First, we explore the effective fusion of information from different imaging modalities for better pose estimation.
Secondly, we propose a framework that can estimate in-bed pose estimation when visible images are unavailable.
- Score: 9.474452908573111
- License: http://arxiv.org/licenses/nonexclusive-distrib/1.0/
- Abstract: Recently, in-bed human pose estimation has attracted the interest of
researchers due to its relevance to a wide range of healthcare applications.
Compared to the general problem of human pose estimation, in-bed pose
estimation has several inherent challenges, the most prominent being frequent
and severe occlusions caused by bedding. In this paper we explore the effective
use of images from multiple non-visual and privacy-preserving modalities such
as depth, long-wave infrared (LWIR) and pressure maps for the task of in-bed
pose estimation in two settings. First, we explore the effective fusion of
information from different imaging modalities for better pose estimation.

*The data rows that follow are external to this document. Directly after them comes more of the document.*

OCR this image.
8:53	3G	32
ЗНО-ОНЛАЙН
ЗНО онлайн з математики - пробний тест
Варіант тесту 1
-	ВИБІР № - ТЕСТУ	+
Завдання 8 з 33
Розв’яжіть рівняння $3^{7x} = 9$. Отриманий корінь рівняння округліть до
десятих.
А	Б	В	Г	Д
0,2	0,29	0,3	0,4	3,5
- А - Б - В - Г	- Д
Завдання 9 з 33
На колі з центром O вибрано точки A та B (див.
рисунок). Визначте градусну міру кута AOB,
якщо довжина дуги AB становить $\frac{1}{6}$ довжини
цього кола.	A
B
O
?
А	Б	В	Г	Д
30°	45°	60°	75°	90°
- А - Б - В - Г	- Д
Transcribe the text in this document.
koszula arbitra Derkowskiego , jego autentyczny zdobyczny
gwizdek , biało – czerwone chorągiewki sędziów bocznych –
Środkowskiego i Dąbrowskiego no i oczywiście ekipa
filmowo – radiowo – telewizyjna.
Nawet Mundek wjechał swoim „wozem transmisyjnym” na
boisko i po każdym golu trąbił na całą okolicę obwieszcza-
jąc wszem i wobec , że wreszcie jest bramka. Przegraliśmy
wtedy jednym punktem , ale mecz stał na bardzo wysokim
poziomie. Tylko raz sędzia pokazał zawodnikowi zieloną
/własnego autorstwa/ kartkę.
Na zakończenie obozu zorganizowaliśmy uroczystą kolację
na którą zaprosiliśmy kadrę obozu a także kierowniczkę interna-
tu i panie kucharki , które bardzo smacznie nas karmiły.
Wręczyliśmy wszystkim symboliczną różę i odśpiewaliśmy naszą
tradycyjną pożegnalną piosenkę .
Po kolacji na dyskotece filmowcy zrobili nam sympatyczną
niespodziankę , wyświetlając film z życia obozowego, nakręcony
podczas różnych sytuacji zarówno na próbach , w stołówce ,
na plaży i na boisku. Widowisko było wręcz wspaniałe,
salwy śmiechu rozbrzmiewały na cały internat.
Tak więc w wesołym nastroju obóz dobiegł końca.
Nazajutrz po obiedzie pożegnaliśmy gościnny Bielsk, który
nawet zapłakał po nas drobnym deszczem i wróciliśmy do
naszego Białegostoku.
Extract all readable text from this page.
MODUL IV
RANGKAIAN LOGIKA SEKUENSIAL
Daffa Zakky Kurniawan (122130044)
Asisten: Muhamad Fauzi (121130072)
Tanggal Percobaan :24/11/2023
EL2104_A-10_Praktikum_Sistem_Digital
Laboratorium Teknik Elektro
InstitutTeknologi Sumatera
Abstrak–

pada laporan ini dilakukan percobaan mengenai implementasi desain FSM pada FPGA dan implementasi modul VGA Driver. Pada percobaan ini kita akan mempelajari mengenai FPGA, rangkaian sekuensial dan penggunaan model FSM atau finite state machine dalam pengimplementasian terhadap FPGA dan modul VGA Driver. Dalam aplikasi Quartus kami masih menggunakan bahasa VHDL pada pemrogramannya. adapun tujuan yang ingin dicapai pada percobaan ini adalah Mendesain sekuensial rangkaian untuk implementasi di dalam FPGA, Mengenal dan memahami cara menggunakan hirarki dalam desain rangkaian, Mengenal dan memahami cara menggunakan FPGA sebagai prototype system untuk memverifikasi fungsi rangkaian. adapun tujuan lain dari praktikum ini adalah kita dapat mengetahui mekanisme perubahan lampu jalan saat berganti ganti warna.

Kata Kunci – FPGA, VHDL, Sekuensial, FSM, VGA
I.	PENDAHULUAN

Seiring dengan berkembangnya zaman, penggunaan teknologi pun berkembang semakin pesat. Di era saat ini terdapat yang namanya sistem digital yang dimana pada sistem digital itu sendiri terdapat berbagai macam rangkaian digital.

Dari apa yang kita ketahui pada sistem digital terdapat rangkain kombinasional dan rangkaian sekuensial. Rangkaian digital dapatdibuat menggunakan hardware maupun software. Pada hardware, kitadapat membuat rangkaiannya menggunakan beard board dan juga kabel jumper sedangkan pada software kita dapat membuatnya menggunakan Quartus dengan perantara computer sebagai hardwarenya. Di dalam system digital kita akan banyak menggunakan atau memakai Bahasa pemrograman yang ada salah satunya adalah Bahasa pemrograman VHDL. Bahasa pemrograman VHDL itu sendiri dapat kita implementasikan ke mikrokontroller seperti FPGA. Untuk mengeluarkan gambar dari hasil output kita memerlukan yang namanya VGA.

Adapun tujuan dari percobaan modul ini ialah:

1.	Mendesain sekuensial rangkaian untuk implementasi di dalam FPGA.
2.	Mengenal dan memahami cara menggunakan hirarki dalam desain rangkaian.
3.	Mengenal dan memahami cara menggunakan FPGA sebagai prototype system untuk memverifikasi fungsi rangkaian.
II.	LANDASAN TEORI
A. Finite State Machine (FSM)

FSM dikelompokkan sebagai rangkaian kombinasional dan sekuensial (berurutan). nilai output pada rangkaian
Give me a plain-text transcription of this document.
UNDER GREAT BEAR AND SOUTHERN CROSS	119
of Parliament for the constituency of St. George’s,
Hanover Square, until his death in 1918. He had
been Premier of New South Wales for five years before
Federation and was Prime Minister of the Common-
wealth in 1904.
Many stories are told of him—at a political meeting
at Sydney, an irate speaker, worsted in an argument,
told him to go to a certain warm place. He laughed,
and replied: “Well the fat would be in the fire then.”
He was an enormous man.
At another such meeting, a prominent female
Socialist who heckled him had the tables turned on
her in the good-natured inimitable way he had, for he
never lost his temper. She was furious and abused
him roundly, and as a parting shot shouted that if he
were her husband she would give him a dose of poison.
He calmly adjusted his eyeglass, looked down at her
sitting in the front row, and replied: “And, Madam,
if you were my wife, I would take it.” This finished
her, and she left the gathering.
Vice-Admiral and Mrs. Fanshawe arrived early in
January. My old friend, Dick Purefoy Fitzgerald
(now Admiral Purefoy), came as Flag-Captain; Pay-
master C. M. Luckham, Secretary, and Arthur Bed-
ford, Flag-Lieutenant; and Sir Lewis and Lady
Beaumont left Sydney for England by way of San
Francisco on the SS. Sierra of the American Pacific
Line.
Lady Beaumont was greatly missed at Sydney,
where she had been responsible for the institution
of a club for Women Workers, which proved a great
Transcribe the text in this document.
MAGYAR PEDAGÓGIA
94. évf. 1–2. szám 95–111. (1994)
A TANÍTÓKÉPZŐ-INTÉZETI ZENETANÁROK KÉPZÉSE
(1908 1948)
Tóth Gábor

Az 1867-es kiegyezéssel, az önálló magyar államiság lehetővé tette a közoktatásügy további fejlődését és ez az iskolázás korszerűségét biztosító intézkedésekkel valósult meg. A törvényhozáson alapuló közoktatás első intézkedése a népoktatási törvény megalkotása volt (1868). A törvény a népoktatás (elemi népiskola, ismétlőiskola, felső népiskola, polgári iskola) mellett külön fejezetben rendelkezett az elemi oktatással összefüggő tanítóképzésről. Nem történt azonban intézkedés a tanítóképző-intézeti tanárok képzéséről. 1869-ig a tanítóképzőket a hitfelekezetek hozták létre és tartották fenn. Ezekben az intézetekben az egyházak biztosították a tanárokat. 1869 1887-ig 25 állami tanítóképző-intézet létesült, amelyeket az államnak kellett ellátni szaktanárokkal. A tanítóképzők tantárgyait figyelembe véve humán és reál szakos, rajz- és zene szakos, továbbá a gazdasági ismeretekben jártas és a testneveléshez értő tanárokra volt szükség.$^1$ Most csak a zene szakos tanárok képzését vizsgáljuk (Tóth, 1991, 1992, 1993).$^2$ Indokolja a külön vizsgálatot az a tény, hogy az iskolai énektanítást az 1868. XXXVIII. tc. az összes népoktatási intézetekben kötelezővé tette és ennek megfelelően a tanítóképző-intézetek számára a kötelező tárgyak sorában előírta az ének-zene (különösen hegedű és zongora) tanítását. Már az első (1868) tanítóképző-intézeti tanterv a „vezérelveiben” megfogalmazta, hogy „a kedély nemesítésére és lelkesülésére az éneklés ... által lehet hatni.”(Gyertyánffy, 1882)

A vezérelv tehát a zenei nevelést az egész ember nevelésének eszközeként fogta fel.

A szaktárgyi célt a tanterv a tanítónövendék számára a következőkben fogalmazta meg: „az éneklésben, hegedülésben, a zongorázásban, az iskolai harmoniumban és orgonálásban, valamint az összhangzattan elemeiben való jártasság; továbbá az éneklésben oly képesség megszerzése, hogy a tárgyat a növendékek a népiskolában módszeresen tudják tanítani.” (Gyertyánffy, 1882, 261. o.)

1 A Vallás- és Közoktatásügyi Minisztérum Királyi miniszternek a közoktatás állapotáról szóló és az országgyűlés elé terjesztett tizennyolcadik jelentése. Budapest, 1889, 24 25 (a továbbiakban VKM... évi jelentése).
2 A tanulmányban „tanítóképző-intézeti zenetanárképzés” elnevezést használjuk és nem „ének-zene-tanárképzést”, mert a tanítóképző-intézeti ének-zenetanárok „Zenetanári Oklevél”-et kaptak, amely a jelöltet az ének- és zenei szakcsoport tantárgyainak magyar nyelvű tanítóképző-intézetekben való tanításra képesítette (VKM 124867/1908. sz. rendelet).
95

Secondly, we propose a framework that can estimate in-bed pose estimation when
visible images are unavailable, and demonstrate the applicability of fusion
methods to scenarios where only LWIR images are available. We analyze and
demonstrate the effect of fusing features from multiple modalities. For this
purpose, we consider four different techniques: 1) Addition, 2) Concatenation,
3) Fusion via learned modal weights, and 4) End-to-end fully trainable
approach; with a state-of-the-art pose estimation model. We also evaluate the
effect of reconstructing a data-rich modality (i.e., visible modality) from a
privacy-preserving modality with data scarcity (i.e., long-wavelength infrared)
for in-bed human pose estimation. For reconstruction, we use a conditional
generative adversarial network. We conduct ablative studies across different
design decisions of our framework. This includes selecting features with
different levels of granularity, using different fusion techniques, and varying
model parameters. Through extensive evaluations, we demonstrate that our method
produces on par or better results compared to the state-of-the-art.